Overexpression of Parkin promotes the protective effect of mitochondrial autophagy on the lung of rats with exertional heatstroke

Background

The roles of the Pink1/Parkin pathway and mitophagy in lung injury during heat stroke remain unclear. In this study, we investigated the role of Pink1/Parkin-mediated mitophagy in acute lung injury (ALI) in rats with exertional heat stroke (EHS).

Methods

Sixty Sprague Dawley rats were randomly divided into control (CON), control + Parkin overexpression (CON + Parkin), EHS, and EHS + Parkin overexpression (EHS + Parkin) groups. Parkin was overexpressed by injecting an adeno-associated virus carrying the Parkin gene into the tail vein, and a rat model of EHS was established. Pathological changes in the lung tissue were analyzed using microcomputed tomography (micro-CT), and the lung coefficient and pulmonary capillary permeability were measured. Enzyme-linked immunosorbent assay were used to determine the levels of interleukin-6 (IL-6), IL-1β, and tumor necrosis factor-α, and reactive oxygen species. The morphology of mitochondria in type Ⅱ epithelial cells of lung tissue was observed using transmission electron microscopy; and the apoptosis of lung tissue, the level of mitophagy, and the co-localization of Pink1 and Parkin were determined using immunofluorescence.
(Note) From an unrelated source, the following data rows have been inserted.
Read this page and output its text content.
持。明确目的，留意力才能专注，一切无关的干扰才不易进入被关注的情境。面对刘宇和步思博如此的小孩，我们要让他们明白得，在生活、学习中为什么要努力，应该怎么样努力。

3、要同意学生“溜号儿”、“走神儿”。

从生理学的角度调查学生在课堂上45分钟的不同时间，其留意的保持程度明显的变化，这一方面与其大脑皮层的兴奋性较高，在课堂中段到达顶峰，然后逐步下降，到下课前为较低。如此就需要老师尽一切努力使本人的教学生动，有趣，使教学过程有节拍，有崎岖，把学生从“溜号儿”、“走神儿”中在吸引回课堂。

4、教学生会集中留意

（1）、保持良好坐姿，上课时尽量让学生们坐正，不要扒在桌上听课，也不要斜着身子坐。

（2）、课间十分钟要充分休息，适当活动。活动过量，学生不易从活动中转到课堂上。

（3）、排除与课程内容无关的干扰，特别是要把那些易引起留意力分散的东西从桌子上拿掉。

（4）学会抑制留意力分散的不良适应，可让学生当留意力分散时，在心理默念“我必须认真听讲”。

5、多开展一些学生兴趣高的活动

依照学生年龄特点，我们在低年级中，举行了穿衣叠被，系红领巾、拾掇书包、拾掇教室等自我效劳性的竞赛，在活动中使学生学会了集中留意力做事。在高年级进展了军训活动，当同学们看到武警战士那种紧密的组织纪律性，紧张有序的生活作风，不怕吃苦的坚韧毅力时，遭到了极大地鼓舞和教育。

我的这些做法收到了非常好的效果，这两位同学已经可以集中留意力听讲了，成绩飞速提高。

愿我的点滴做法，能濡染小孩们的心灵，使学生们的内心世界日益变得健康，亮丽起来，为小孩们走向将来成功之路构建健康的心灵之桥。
The expression of Pink1, Parkin, mitofusin-2 (MFN2), phosphatase and tensin homolog (PTEN), PTEN-L, p62, and the autophagy marker microtubule-associated protein 1 light chain 3 (LC3) in rat lung tissue was measured by Western blotting, and the ratio of LC3II/LC3I was calculated.

Results

Compared with the EHS group, the survival rate of rats in the EHS + Parkin group was significantly higher. Their lung coefficient and pulmonary vascular permeability decreased and the pathological changes were significantly alleviated (P <0.05). Their levels of inflammatory factors and reactive oxygen species were significantly decreased (P <0.05), and the degree of mitochondrial swelling in pulmonary type II epithelial cells was alleviated. The apoptosis of lung tissue was alleviated, the colocalization of Pink1 and Parkin, LC3 and Tom20 was enhanced, and the ratio of LC3-II/LC3-I increased. The expression of Pink1, MFN2, PTEN-L, and p62 decreased, whereas the expression of PTEN was not significantly different from that in the EHS group (P >0.05).

Conclusion

Pink1/Parkin-mediated mitophagy dysfunction is one of the mechanisms underlying ALI in rats with EHS, and activation of Parkin overexpression-mediated mitophagy can alleviate ALI caused by EHS.